Peter Lloyd Jones is a spatial biologist and pathologist at the University of Pennsylvania. Jenny Sabin is an architect and designer, now at Cornell University. In 2006, they formed Sabin+Jones LabStudio, a unique research and design collaborative that visualizes and fabricates structural systems across both architecture and cell biology. Together, Sabin and Jones are interested in producing variable structures at both micro and macro levels that are cinematic in their dynamic behaviors exhibited over time, and performative in their responsive interactions with changing environmental contexts. Their approach lends a living complexity to the burgeoning field of generative design that algorithmically develops emergent variations in form.
When Sabin’s background in textile development, weaving and computation intersected with Jones’ research on the non-linear feedback loops between a cell and its local environment, LabStudio’s research turned towards in the form and function of the extra-cellular matrix, or ECM. The ECM is a connective tissue that provides the structural support to which cells anchor and through which they move. Its intricate micro-architecture acts as a complex scaffold that regulates a range of cell behavior and function, governing communication between cells, their growth and development, and the speed and direction of their migration. Through their research in three broad areas – cell surface, motility, and networking, all influenced by changes in the surrounding ECM environment – Sabin and Jones continue to challenge the form and function of architecture, materially and temporally, at both the micro and macro scales. Surface boundaries are no longer fixed, but tend towards the semi-permeable; structural forms don’t always stand still, but rather move with and against each other; and the interconnecting matter between these forms are as significant structurally and functionally as the forms themselves.

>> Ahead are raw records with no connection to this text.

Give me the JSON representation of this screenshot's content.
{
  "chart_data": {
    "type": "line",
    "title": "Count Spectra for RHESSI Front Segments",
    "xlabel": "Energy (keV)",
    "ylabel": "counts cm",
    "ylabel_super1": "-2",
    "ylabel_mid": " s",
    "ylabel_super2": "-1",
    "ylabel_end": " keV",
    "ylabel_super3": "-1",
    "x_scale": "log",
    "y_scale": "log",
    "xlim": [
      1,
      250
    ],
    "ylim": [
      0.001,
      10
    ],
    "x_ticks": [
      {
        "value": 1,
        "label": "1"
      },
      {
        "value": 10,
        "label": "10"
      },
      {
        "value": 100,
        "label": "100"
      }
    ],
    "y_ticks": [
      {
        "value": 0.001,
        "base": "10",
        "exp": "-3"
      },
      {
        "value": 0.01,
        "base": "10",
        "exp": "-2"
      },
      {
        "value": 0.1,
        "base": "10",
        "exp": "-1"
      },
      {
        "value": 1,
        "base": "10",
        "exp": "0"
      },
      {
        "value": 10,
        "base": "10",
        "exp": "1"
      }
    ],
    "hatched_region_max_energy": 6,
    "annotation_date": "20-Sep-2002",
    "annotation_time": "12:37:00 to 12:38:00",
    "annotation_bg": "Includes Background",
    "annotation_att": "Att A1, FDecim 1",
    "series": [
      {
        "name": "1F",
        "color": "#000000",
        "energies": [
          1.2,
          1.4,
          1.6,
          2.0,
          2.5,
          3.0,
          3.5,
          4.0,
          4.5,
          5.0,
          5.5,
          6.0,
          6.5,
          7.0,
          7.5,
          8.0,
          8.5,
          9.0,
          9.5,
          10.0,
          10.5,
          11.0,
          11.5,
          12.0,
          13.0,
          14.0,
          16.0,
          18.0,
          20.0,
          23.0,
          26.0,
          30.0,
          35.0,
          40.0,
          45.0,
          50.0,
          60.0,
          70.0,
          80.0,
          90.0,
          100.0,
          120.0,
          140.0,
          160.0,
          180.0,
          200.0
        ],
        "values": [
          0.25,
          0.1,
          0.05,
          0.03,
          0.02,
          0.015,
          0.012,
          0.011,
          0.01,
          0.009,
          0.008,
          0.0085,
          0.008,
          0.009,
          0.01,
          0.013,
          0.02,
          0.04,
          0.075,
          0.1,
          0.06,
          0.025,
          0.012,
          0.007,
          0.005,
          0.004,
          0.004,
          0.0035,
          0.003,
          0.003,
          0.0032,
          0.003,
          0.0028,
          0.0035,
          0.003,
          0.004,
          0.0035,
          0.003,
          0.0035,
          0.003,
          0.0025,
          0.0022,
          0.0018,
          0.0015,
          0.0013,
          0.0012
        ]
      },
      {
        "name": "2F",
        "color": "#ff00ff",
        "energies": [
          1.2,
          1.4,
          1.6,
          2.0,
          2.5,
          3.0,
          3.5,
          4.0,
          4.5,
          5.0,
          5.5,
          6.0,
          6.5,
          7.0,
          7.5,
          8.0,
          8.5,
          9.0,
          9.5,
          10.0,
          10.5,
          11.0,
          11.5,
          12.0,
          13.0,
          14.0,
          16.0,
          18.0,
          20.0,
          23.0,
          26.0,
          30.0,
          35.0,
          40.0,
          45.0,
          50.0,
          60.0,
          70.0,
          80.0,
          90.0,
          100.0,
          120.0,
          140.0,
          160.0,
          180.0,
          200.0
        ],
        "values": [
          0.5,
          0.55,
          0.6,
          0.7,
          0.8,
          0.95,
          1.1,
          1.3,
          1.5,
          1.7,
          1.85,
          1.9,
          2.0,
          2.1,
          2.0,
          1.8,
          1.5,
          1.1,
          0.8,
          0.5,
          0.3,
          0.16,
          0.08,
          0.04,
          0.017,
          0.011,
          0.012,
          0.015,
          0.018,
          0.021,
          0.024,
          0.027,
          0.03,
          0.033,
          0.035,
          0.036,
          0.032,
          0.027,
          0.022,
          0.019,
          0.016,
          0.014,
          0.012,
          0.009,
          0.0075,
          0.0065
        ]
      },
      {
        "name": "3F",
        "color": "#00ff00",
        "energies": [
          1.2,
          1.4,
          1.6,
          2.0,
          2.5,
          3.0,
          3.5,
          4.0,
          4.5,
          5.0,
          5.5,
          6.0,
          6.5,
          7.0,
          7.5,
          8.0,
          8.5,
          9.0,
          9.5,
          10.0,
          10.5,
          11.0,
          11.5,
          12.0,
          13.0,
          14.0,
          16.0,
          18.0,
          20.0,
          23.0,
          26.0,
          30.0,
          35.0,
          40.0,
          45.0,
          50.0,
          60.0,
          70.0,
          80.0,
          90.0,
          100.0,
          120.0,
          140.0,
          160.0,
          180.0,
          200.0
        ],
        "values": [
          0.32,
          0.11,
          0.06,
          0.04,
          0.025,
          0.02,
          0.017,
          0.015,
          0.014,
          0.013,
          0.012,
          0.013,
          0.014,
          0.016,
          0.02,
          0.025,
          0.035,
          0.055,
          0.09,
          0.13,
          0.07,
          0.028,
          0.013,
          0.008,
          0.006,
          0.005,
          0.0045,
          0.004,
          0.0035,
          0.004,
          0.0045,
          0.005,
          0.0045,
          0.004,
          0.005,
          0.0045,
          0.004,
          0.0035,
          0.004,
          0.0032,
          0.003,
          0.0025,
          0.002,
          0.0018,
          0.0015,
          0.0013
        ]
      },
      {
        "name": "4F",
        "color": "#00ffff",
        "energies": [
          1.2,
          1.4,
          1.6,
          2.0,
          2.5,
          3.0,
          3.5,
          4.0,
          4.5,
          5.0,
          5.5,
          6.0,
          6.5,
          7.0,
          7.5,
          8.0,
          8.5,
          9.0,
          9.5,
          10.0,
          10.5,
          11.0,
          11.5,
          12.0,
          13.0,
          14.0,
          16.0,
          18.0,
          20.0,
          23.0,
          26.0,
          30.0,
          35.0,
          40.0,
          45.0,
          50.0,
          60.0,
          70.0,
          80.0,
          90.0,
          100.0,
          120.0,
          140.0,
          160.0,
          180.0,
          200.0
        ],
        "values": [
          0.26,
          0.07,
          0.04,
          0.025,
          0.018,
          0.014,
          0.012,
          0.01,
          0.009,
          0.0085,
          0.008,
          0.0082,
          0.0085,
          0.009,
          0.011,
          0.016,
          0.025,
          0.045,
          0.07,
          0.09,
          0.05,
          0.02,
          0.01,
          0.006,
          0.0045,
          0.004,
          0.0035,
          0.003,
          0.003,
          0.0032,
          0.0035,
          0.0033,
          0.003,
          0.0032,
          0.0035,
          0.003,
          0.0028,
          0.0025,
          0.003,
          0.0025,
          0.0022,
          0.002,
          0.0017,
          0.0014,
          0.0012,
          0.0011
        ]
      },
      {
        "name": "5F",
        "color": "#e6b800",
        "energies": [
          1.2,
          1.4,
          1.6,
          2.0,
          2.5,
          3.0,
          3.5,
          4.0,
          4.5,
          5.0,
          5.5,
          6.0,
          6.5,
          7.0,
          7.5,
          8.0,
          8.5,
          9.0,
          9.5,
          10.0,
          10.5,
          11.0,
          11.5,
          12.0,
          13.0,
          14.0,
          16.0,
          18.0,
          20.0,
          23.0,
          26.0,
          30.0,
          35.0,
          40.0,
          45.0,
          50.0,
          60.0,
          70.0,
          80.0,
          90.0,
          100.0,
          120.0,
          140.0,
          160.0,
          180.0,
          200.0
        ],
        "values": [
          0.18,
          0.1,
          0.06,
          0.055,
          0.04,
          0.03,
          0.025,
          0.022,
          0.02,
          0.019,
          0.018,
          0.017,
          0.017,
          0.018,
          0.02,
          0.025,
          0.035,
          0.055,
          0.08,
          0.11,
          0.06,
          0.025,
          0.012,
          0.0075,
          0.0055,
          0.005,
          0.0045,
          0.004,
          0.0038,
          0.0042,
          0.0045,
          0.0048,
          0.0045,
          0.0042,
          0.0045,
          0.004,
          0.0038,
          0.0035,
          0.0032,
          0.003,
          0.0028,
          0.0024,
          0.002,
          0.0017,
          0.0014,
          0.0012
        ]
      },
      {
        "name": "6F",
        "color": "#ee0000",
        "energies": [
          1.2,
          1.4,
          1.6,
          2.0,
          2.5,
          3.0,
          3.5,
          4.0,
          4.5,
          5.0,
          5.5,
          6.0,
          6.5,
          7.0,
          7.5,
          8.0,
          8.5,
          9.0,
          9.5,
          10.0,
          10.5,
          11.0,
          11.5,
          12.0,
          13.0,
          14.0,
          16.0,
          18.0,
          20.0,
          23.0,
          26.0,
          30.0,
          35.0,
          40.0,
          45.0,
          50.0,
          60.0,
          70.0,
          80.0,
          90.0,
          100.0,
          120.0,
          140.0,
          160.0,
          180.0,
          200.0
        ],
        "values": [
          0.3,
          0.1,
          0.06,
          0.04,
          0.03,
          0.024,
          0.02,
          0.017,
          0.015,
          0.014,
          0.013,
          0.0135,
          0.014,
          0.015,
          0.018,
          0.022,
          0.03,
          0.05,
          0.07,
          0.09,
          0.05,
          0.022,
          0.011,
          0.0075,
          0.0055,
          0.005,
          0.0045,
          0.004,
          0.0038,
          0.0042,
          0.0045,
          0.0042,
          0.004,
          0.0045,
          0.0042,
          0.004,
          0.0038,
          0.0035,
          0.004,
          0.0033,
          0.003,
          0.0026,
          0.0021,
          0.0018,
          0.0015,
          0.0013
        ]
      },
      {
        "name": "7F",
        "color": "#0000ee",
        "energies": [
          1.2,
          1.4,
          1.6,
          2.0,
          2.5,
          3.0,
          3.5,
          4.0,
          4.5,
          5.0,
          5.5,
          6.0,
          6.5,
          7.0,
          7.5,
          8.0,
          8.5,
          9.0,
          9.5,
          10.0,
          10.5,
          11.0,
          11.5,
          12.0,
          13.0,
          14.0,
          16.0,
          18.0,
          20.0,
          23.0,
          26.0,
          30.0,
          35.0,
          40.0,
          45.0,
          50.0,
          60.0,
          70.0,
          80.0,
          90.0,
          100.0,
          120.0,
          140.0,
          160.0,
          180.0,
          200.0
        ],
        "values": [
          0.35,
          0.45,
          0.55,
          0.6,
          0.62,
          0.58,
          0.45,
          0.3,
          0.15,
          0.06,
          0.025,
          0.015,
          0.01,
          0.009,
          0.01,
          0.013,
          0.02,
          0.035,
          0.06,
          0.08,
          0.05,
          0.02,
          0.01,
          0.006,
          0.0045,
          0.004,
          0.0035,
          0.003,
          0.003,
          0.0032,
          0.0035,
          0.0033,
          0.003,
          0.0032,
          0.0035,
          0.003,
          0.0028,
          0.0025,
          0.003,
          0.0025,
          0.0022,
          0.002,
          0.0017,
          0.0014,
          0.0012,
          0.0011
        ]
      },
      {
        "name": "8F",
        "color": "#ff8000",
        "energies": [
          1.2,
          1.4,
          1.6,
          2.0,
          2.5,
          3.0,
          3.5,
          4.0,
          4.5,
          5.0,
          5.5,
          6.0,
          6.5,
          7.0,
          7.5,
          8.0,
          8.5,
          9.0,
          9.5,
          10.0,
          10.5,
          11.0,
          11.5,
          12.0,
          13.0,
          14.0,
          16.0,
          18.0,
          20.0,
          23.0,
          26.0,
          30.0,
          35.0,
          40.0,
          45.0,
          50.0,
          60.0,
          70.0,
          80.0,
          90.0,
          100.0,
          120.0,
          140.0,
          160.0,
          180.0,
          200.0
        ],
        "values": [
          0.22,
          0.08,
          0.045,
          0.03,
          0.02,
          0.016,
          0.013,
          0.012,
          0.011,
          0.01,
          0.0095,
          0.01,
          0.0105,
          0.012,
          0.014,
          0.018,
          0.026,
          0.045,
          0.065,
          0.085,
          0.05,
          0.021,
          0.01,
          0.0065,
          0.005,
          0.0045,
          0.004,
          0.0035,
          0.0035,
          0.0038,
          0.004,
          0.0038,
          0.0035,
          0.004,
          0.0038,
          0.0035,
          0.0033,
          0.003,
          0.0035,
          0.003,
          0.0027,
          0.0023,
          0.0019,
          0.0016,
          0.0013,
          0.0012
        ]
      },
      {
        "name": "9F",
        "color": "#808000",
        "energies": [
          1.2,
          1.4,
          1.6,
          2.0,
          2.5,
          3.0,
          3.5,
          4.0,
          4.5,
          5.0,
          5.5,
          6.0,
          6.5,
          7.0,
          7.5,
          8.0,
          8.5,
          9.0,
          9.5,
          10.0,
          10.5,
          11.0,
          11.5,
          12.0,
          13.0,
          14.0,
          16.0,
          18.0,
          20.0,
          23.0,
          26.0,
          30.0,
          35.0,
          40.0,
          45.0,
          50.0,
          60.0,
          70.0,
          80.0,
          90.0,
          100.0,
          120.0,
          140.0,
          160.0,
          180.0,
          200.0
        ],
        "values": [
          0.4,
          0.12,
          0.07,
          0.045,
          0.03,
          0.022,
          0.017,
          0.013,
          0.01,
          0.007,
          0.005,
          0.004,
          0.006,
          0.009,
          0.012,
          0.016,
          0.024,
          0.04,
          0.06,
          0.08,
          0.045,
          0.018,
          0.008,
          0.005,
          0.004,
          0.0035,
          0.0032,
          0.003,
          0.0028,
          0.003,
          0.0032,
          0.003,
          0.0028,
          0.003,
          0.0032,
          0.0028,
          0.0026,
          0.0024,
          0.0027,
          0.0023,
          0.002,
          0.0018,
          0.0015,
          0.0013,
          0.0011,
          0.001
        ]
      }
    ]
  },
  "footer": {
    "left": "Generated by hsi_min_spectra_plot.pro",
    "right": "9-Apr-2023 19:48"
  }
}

As Sabin and Jones suggest in a report to the American Institute of Architects: “perhaps architecture can take a cue from biology in matching the complexity of its generative design models to the very dynamic features of the living environment and organic milieu in which the architecture is a part. Or, perhaps architects might learn from these biological models so that architecture acquires ‘tissueness’ or ‘cellness’, and is not merely ‘cell- or tissue-like’.” Perhaps, indeed – as we begin to think about architecture in other scales, with other spatial and temporal registers, and from other trans-disciplinary vantage points.